Was it a new indicator you fitted?
 

·
Ride free and safe
Joined
·
4 Posts
Discussion Starter · #3 ·
Yes it was a new signal assembly. Took off taillight assembly and looked at wires and they were all fine. Terminals that plug into socket seemed fine also
 

·
Registered
Joined
·
522 Posts
Best to disconnect the indicator plug and rig up a spare bulb/indicator to connect to it and then earth this, it'll tell you if the problem is between the fuse and plug or in the indicator unit itself.
 

·
Ride free and safe
Joined
·
4 Posts
Discussion Starter · #6 ·
Disconnected wire harness for taillight and turn signal. Still a short. Def under seat and near tank. Maybe fuse box ?
 

·
Registered
Joined
·
11,328 Posts
Try this testing procedure:

The Dreaded Shorting/Intermittent Electrical Problem!


Here is the most basic method I know(Taken from KZrider.com - Home by member Patton)

1. Charge your battery and have it load tested if you can. The floating ball hydrometer can be used to check the specific gravity of the charged cells in the battery.

2. Disconnect the Black lead from the (-) Battery terminal... or Red from the (+) Battery terminal, it does not matter which one.

3. Connect one of the following test setups in series with the Battery terminal and lead:
3.1 A 12 V light bulb,
3.2 A 12 V test light,
3.3 A 12 V test buzzer or,
3.4 A 12 V horn... you get the idea.

4. With the Ignition Switch OFF, go through your harness and wiggle the wires while looking/listening for the test setup to go on/start buzzing.

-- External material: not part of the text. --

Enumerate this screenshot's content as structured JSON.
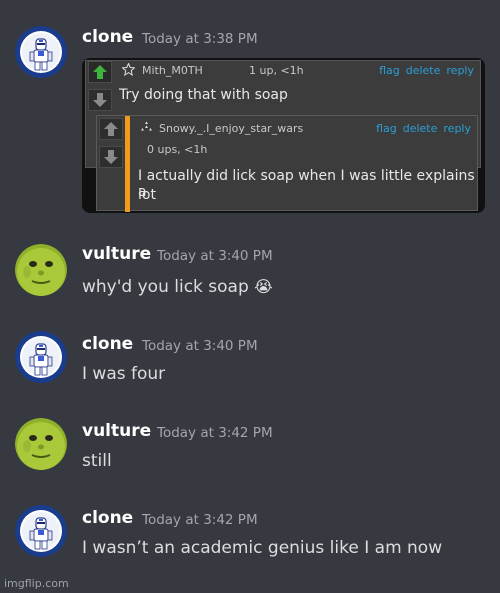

5.With the Ignition Switch ON, repeat the test except this time the looking/listening for the test setup to go off/stop buzzing.

6. Be prepared to open the Ignition switch and check/test for solder joint failure and or circuit board micro breaks (don't ask how I know this ).

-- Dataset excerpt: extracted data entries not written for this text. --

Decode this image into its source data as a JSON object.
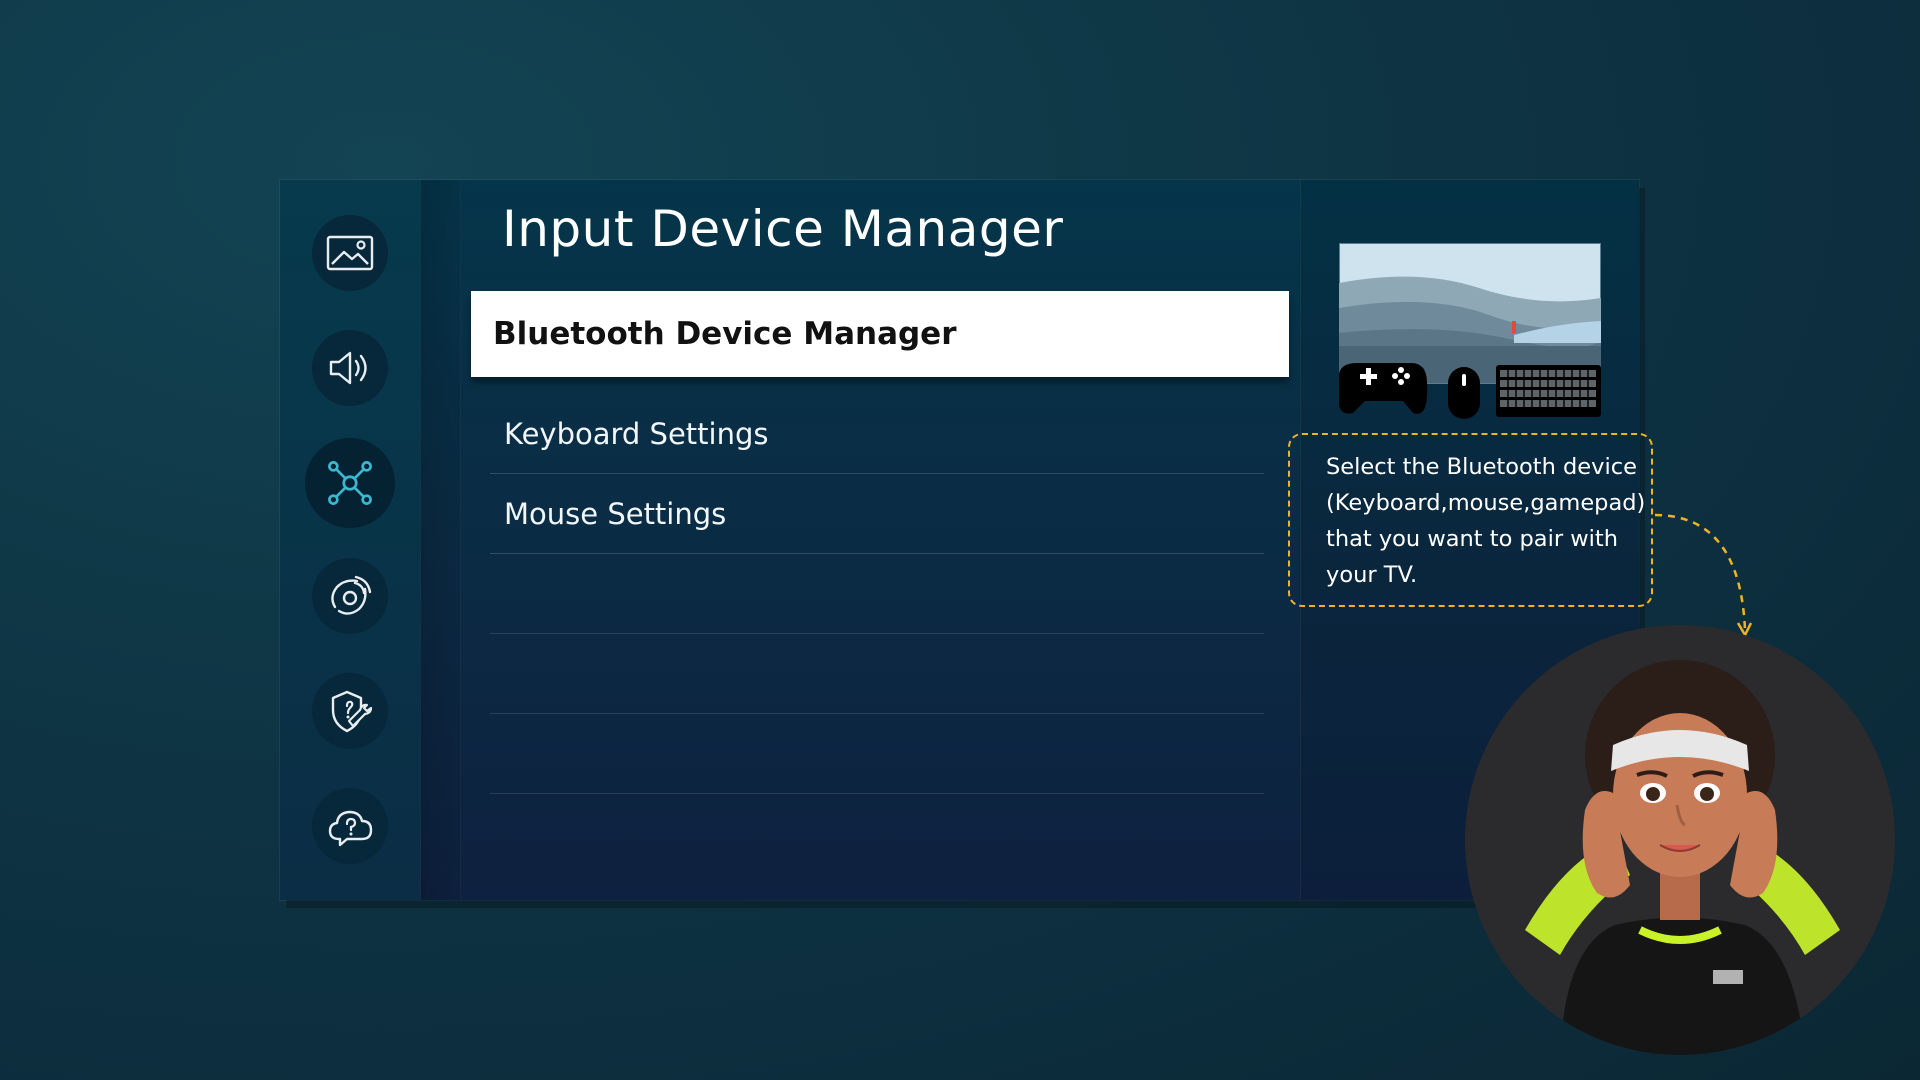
{
  "page": {
    "title": "Input Device Manager"
  },
  "menu": {
    "items": [
      {
        "label": "Bluetooth Device Manager",
        "selected": true
      },
      {
        "label": "Keyboard Settings",
        "selected": false
      },
      {
        "label": "Mouse Settings",
        "selected": false
      }
    ]
  },
  "sidebar": {
    "icons": [
      {
        "name": "picture-icon"
      },
      {
        "name": "sound-icon"
      },
      {
        "name": "connection-icon",
        "active": true
      },
      {
        "name": "broadcast-icon"
      },
      {
        "name": "support-icon"
      },
      {
        "name": "help-icon"
      }
    ]
  },
  "info": {
    "description": "Select the Bluetooth device (Keyboard,mouse,gamepad) that you want to pair with your TV."
  },
  "colors": {
    "accent": "#f0b323",
    "active_icon": "#3bb8d0",
    "selected_bg": "#ffffff"
  }
}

7. Be prepared to pull the wires out of the Head Light to test for failures at or near the grommet.

8. Be prepared to open the harness at or near the Steering Neck for failures. This is where wires tend to exhibit fatigue due to repetitive movement.

9. Be prepared to open the left and right switch gear to search for rust and or broken parts. CAUTION: watch out for flying springs, ball bearings and stuff. Do indoors on White sheet (again don't ask ).

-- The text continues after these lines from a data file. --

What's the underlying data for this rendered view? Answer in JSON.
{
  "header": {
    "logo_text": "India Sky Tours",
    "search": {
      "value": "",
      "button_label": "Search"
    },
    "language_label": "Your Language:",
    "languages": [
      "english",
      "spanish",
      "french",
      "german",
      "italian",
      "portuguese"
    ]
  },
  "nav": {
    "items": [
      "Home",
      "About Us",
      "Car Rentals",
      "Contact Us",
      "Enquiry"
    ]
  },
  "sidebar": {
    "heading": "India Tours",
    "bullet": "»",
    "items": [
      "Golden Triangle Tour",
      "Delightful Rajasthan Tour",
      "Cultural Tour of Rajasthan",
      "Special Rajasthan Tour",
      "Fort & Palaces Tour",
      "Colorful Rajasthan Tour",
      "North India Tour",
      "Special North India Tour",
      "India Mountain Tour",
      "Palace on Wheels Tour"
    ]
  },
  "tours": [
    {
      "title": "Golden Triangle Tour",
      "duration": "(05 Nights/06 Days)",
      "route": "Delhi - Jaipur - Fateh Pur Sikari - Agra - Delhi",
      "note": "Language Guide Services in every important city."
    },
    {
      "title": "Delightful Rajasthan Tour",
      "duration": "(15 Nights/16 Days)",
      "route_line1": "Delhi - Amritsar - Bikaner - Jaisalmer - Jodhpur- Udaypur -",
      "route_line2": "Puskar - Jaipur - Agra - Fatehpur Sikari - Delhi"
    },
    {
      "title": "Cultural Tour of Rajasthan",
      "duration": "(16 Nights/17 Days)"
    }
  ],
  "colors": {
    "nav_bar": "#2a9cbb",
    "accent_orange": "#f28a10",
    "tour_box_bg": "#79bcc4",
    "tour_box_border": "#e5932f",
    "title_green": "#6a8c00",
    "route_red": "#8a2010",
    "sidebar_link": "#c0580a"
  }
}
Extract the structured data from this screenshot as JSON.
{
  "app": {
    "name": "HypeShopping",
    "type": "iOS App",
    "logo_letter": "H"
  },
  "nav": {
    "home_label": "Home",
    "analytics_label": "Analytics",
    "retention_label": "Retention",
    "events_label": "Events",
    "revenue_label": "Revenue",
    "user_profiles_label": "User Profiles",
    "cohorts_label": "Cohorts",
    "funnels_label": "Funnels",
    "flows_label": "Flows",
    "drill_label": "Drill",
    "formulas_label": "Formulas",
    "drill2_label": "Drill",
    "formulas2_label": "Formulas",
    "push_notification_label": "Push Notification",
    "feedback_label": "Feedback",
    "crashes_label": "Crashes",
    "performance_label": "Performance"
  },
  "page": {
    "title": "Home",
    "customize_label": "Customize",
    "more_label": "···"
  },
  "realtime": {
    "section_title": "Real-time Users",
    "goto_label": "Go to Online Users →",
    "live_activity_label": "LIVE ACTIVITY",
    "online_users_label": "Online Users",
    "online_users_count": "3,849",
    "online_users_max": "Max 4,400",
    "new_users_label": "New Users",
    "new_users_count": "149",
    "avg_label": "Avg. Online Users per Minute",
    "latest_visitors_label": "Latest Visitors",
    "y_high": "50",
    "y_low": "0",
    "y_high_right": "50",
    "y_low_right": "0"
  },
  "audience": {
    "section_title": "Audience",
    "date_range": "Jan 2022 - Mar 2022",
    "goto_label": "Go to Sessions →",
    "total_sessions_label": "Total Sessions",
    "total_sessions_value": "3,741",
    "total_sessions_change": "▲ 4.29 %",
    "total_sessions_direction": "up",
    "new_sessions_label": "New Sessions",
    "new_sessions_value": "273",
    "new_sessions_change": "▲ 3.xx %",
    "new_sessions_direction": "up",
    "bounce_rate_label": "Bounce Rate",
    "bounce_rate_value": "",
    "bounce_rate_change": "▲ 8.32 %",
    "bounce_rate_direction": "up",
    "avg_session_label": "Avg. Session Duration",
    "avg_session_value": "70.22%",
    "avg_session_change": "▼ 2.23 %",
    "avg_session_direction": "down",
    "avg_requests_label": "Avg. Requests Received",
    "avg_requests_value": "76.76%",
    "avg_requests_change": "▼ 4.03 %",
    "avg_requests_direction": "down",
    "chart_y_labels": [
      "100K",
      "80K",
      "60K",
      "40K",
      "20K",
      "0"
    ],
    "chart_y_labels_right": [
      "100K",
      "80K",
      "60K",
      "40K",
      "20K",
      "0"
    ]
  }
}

10. Be prepared to follow the heavy gauge wire from the Starter Solenoid (Relay) to the starter for bare wire exposure. Especially near bends and grommets.

11. If you can reproduce the fault symptom your are pretty much home free. Be prepare to find and repair/replace any internal wire breaks, insulation break downs, exposed wires, rubber grommet failures, etc. Often, shrink tubing will solve the problem temporarily until something better can be done.

12. I use a very good electrical contact cleaner/preservative called De-oxit made by Caig Labs in San Diego Ca. Their website is caig.com - Home of DeoxIT - CAIG Laboratories, Inc. It can be purchased at Radio Shack and any other electronic supply store. I use it on all of my motorcycle’s electrical connectors , in my home entertainment center’s stereo patch cords and cordless phones charging cradles.


I'd look at any place where the wiring runs around a sharp edge or is stressed too tight.